When Guardian editor-in-chief Katharine Viner wrote about social media’s impact on the news last week, the part that jumped out at me was her mention of a well-known Internet activist’s desperate search for online “Leave” celebrations after Brexit. Despite the fact that roughly 52 per cent of voters had chosen this option, no one seemed to be very happy about winning the referendum. The only evidence I saw of anyone actually voting to leave was the story that they were all frantically searching “What is the EU?” within a day of voting to abandon it – a story that turned out to be wildly overblown.
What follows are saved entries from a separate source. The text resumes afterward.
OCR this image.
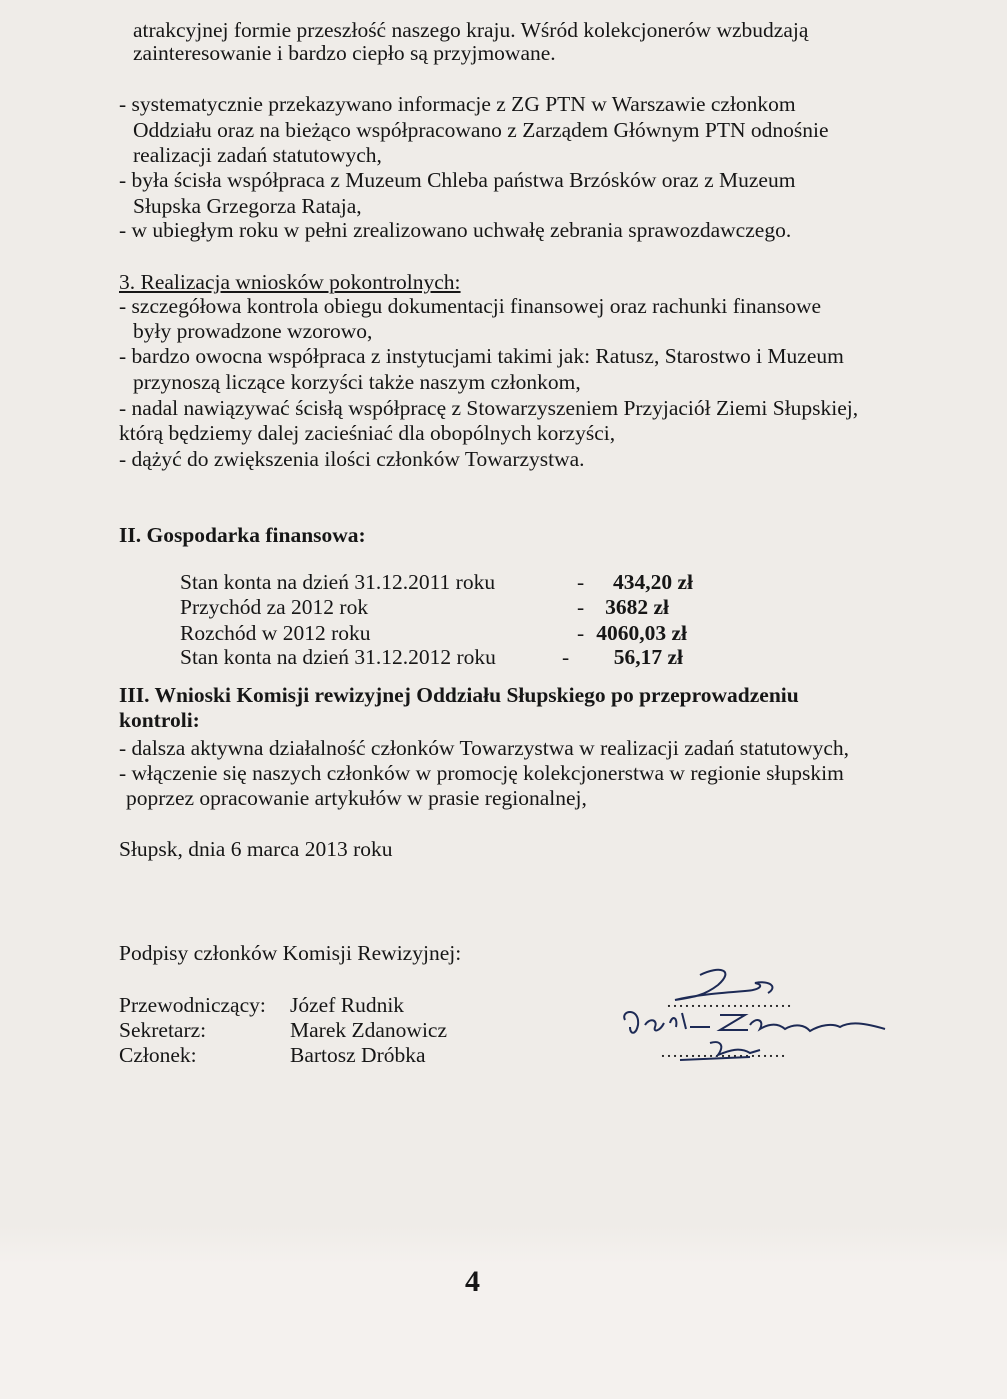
atrakcyjnej formie przeszłość naszego kraju. Wśród kolekcjonerów wzbudzają
zainteresowanie i bardzo ciepło są przyjmowane.
- systematycznie przekazywano informacje z ZG PTN w Warszawie członkom
Oddziału oraz na bieżąco współpracowano z Zarządem Głównym PTN odnośnie
realizacji zadań statutowych,
- była ścisła współpraca z Muzeum Chleba państwa Brzósków oraz z Muzeum
Słupska Grzegorza Rataja,
- w ubiegłym roku w pełni zrealizowano uchwałę zebrania sprawozdawczego.
3. Realizacja wniosków pokontrolnych:
- szczegółowa kontrola obiegu dokumentacji finansowej oraz rachunki finansowe
były prowadzone wzorowo,
- bardzo owocna współpraca z instytucjami takimi jak: Ratusz, Starostwo i Muzeum
przynoszą liczące korzyści także naszym członkom,
- nadal nawiązywać ścisłą współpracę z Stowarzyszeniem Przyjaciół Ziemi Słupskiej,
którą będziemy dalej zacieśniać dla obopólnych korzyści,
- dążyć do zwiększenia ilości członków Towarzystwa.
II. Gospodarka finansowa:
Stan konta na dzień 31.12.2011 roku	-	434,20 zł
Przychód za 2012 rok	- 3682 zł
Rozchód w 2012 roku	- 4060,03 zł
Stan konta na dzień 31.12.2012 roku	-	56,17 zł
III. Wnioski Komisji rewizyjnej Oddziału Słupskiego po przeprowadzeniu
kontroli:
- dalsza aktywna działalność członków Towarzystwa w realizacji zadań statutowych,
- włączenie się naszych członków w promocję kolekcjonerstwa w regionie słupskim
poprzez opracowanie artykułów w prasie regionalnej,
Słupsk, dnia 6 marca 2013 roku
Podpisy członków Komisji Rewizyjnej:
Przewodniczący: Józef Rudnik	…………………
Sekretarz:	Marek Zdanowicz
Członek:	Bartosz Dróbka	…………………
4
Fast-forward a month, and we’re in the midst of a bizarre GOP convention that itself caps off a circus of a primary campaign. The spectacle is at times so shocking that if you are keen to be outraged online, it’s all that you will see. A moderate on one side ends up looking at a moderate on the other side through the wrong end of a telescope, even if on many issues they are close enough to touch hands.

 

The filter bubble deceives us because it promises to give us only what we want while concealing what we don’t. But does it really make good on that promise? What you see is tailored for you by what you’ve seen before, just as your life at any moment is largely the result of your cumulative choices. But does that mean your life in every moment is exactly how you want it to be? Maybe in our browsing, too, we should step out and explore another neighbourhood once in a while.

It’s okay to think that you’re right. Most people do, just as most people think they are as better-than-average drivers, like I am. From time to time, though, it might be beneficial to consider that we’re not quite as right as our news feeds would have us believe.